In Maryland, it is illegal for drivers to text or use their phone behind the wheel. The goal of this law was to reduce the epidemic of distracted driving—which is currently the number one cause of motor vehicle accidents in the country.
However, there are many more potential distractions behind the wheel than texting. Maryland drivers must understand all of the potential distractions to help reduce the number of catastrophic accidents resulting from distracted driving.
Maryland government recognizes four kinds of distractions
Most agencies, such as the Centers for Disease Control and Prevention (CDC), only cite three types of distractions. But the Maryland Department of Transportation defines four types.
These four distractions include:
1. Visual distractions
Anything that pulls a driver’s eyes off of the road puts other drivers at risk. Visual distractions include anything from looking at directions or a GPS to observing the view outside the window.

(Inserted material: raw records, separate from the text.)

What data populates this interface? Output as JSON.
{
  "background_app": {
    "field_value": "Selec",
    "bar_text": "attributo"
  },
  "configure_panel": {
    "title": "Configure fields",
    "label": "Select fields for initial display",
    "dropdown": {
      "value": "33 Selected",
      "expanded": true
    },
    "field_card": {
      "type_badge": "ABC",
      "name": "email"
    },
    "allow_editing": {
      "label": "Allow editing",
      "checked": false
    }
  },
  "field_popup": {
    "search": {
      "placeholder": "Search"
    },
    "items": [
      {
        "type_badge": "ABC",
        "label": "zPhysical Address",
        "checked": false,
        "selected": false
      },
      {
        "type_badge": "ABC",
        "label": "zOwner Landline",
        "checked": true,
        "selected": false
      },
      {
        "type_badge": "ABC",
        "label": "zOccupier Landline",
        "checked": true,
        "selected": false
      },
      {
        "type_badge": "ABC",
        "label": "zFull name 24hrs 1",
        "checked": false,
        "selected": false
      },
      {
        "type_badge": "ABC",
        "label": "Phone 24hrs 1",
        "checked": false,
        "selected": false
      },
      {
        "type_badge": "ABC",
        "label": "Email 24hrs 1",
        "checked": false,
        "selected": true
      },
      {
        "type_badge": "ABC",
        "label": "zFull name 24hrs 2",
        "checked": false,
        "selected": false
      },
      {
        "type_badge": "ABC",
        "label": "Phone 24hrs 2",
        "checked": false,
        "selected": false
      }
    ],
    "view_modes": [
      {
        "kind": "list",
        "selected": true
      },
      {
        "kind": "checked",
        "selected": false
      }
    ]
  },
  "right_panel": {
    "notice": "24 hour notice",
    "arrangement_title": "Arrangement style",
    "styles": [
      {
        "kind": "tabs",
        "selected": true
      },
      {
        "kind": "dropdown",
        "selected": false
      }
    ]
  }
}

Drivers must keep their eyes on the road to:
- Stay aware of their surroundings
- React to hazards on the road
- Follow visual traffic signals
2. Manual distractions
Another common distraction is anything that requires drivers to take their hands off of the wheel, such as:
- Changing radio stations
Even if drivers see hazards, they need both hands on the wheel to react appropriately and avoid an accident.
3. Cognitive distractions
Cognitive distractions are not as well-known as both visual and manual ones, but they are just as dangerous. If drivers think about their day at work, daydream or even try and hold conversations over the phone or with passengers, then their full attention is not on the task at hand.
4. Auditory distractions
This is one type of distraction that many other agencies do not include. The CDC only lists visual, manual and cognitive distractions that can impair driving.
However, one's hearing is also an important part of driving. Hearing a car honk or emergency sirens approaching can help drivers react quickly and safely.

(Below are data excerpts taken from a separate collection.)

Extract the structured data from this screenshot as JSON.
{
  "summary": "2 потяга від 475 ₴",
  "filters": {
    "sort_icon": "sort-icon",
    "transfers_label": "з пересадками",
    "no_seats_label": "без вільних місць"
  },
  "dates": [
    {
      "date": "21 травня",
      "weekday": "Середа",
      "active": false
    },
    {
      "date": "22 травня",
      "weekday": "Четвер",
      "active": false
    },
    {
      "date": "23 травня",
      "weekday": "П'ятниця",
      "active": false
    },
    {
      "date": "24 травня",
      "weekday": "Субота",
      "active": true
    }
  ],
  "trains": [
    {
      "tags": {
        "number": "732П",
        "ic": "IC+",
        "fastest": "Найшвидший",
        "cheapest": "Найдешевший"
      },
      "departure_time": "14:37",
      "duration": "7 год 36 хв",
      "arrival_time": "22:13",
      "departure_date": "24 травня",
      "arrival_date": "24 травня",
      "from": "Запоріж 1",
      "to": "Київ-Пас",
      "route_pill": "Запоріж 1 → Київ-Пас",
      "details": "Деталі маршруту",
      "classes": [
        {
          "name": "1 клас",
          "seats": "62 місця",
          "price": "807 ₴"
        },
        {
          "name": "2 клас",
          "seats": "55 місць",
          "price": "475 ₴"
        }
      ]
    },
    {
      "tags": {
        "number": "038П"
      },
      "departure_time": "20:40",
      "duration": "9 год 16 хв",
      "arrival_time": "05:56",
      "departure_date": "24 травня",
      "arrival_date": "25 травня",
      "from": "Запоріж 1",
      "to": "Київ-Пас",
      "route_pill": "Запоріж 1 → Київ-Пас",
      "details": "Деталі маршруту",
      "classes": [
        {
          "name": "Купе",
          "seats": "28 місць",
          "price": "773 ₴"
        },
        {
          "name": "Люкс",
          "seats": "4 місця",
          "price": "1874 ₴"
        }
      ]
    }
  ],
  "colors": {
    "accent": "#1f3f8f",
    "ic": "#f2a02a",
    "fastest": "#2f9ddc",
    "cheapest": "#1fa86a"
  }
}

Music is one of the primary auditory distractions. Most drivers travel while listening to the radio. However, many more drivers nowadays drive with headphones on. This is dangerous and illegal in Maryland because it can block their hearing and slow their response time. Only emergency response personnel are allowed to wear headphones while driving in order to communicate during an emergency (Maryland Code, Transportation § 21-1120).
All of these distractions put both the distracted driver and all other drivers at risk. The CDC reports that nearly 1,000 individuals are seriously injured each day because of distracted driving across the country. Knowing about—and avoiding—all of the different types of distractions can help reduce this number significantly.